Police are investigating an attack on a political leader and journalist connected with the Bangladesh ruling party who was beaten up in a street attack in London’s East End after being targeted by extremists.

The attack came a week before an international conference opens in Whitechapel on the controversial War Crimes trials in Dhaka dealing with atrocities in the 1971 War of Independence.

Now the Met Police Borough Commander for Tower Hamlets has been asked to step up the hunt for the thugs.

Sarwar Kabir, 27, was set upon by three men who recognized him in Whitechapel Road and had followed him into Greatorex Street last Thursday evening.

It was only when a police van turned into Greatorex Street that the attack stopped and the men fled.

“I was lucky the police arrived when they did,” he said.

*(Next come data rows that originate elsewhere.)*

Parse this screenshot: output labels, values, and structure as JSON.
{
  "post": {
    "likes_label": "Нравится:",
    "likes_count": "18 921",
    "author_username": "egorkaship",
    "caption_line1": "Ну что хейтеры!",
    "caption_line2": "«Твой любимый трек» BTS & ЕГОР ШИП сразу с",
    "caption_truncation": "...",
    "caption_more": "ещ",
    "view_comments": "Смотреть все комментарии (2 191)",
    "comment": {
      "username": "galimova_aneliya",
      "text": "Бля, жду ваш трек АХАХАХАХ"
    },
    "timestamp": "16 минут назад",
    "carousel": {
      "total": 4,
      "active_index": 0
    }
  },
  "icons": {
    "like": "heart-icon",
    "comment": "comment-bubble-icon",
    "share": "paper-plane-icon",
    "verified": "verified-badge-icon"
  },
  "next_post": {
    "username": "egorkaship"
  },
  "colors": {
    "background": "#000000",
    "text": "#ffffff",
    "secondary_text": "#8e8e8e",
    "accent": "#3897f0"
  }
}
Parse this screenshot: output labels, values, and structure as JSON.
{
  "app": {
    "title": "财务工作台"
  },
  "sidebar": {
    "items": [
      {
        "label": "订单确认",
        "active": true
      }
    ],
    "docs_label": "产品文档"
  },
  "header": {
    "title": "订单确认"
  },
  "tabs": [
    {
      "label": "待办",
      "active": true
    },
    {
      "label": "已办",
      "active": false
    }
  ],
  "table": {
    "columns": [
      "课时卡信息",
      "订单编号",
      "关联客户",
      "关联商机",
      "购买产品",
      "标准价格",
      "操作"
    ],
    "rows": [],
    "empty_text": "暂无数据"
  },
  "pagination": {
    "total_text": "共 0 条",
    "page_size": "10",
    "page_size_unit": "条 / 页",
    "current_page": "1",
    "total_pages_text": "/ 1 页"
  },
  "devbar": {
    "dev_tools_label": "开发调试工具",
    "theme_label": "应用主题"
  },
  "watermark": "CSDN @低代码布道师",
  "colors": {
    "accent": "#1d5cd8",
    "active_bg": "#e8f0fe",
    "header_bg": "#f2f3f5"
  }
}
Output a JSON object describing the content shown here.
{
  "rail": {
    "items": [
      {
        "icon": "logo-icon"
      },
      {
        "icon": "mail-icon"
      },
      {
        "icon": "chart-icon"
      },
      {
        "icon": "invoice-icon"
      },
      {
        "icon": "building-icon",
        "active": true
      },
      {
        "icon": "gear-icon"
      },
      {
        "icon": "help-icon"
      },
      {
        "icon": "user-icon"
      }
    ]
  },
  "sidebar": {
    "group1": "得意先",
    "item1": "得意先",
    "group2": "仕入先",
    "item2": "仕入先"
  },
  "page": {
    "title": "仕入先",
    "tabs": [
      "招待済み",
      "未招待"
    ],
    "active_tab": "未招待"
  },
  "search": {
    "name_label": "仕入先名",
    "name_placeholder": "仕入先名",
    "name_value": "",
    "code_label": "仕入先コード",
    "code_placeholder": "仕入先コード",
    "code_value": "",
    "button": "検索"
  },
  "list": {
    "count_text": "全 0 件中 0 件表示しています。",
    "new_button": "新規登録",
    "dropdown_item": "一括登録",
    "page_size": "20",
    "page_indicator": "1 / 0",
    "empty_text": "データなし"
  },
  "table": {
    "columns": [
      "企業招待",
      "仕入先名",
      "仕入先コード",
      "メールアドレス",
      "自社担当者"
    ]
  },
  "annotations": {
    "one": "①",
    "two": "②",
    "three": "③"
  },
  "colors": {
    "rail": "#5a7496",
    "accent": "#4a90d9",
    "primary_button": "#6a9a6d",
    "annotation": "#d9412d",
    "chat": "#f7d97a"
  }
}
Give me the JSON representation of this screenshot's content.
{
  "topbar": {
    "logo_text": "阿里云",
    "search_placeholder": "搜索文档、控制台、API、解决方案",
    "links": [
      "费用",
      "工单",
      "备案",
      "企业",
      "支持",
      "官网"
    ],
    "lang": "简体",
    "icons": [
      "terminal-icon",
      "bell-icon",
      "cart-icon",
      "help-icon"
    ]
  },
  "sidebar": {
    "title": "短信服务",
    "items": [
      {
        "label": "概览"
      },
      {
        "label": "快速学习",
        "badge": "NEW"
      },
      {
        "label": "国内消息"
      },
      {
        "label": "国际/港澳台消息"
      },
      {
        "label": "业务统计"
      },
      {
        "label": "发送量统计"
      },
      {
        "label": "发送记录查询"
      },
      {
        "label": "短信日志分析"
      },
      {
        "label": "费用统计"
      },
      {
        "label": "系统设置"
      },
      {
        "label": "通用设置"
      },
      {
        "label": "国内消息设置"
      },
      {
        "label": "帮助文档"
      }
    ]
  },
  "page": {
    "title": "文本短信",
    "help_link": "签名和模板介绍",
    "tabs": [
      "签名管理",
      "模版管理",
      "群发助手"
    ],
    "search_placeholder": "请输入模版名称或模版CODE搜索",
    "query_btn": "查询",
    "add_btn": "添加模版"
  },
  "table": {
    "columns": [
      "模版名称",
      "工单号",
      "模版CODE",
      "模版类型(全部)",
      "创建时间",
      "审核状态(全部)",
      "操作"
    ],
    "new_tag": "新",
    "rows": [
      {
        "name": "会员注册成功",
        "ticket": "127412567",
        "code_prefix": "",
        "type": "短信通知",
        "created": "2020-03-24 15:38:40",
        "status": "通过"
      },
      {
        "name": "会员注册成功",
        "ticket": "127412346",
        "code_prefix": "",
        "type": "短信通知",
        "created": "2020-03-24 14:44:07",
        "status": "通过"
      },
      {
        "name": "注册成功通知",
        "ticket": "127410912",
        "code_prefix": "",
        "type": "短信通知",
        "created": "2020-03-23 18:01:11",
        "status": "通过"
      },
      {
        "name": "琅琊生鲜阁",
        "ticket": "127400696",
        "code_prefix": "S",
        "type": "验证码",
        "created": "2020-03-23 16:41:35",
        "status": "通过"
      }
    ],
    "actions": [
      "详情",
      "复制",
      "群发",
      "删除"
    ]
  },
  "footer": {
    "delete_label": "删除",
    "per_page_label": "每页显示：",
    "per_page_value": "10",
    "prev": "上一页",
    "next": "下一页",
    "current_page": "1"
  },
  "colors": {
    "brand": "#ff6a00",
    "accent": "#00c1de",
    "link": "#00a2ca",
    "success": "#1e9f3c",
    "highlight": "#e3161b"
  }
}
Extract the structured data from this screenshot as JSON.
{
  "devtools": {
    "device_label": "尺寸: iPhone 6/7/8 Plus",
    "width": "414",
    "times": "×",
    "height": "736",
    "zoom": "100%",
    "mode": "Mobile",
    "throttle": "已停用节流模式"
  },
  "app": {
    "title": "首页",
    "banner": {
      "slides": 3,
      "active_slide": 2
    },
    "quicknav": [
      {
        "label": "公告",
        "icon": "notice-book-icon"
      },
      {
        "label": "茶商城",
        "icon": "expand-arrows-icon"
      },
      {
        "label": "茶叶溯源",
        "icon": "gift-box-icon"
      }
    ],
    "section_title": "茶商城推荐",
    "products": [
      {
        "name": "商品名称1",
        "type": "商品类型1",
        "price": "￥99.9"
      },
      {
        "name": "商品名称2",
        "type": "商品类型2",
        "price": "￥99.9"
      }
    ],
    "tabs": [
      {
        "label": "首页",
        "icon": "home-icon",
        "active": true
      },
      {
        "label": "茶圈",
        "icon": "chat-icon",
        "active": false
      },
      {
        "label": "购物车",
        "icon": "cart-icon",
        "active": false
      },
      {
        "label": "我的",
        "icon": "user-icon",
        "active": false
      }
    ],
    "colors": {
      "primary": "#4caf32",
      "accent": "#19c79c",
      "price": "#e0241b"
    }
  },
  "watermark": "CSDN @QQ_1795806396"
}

“The men asked me twice to confirm I was Sarwar Kabir, and said they saw me many times on Facebook, before kicking me and punched me in the face.”

Mr Kabir, vice present of the Bangladesh Chhatraleague, the student wing of Bangladesh’s ruling Awami League, is now living in fear at his home in Mile End.

He was treated at the Royal London Hospital where the Bangladesh government Minister for Home Affairs, Shamsul Haque Tuku, who was on a visit to London, called in to see him.

Political and community leaders later called at the Stepney offices of Portrika, the Bangla language newspaper that Sarwar writes for, including London Assembly member John Biggs and Tower Hamlets Mayor Lutfur Rahman who both contacted Borough Commander Dave Stringer.

Mr Biggs said: “We need to make sure extremism spilling onto the streets of east London are nipped in the bud.”

Scotland Yard confirmed this week it was investigating the attack.

Potrika’s editor Belal Ahmed said: “Our journalists are vulnerable. We are worried and have given our concern to police and have also contacted the Borough Commander.”

Community leaders fear tensions between the ruling Awami League and the Opposition BNP with its links to the fundamentalist Jamaat e Islami group could spread to the East End over the controversial war crimes tribunal.

A conference is being held on Thursday at Whitechapel’s Montefiore Centre supporting the Awami League’s war crimes tribunal and aiming to thwart moves by Jamaat e Islami to get it halted.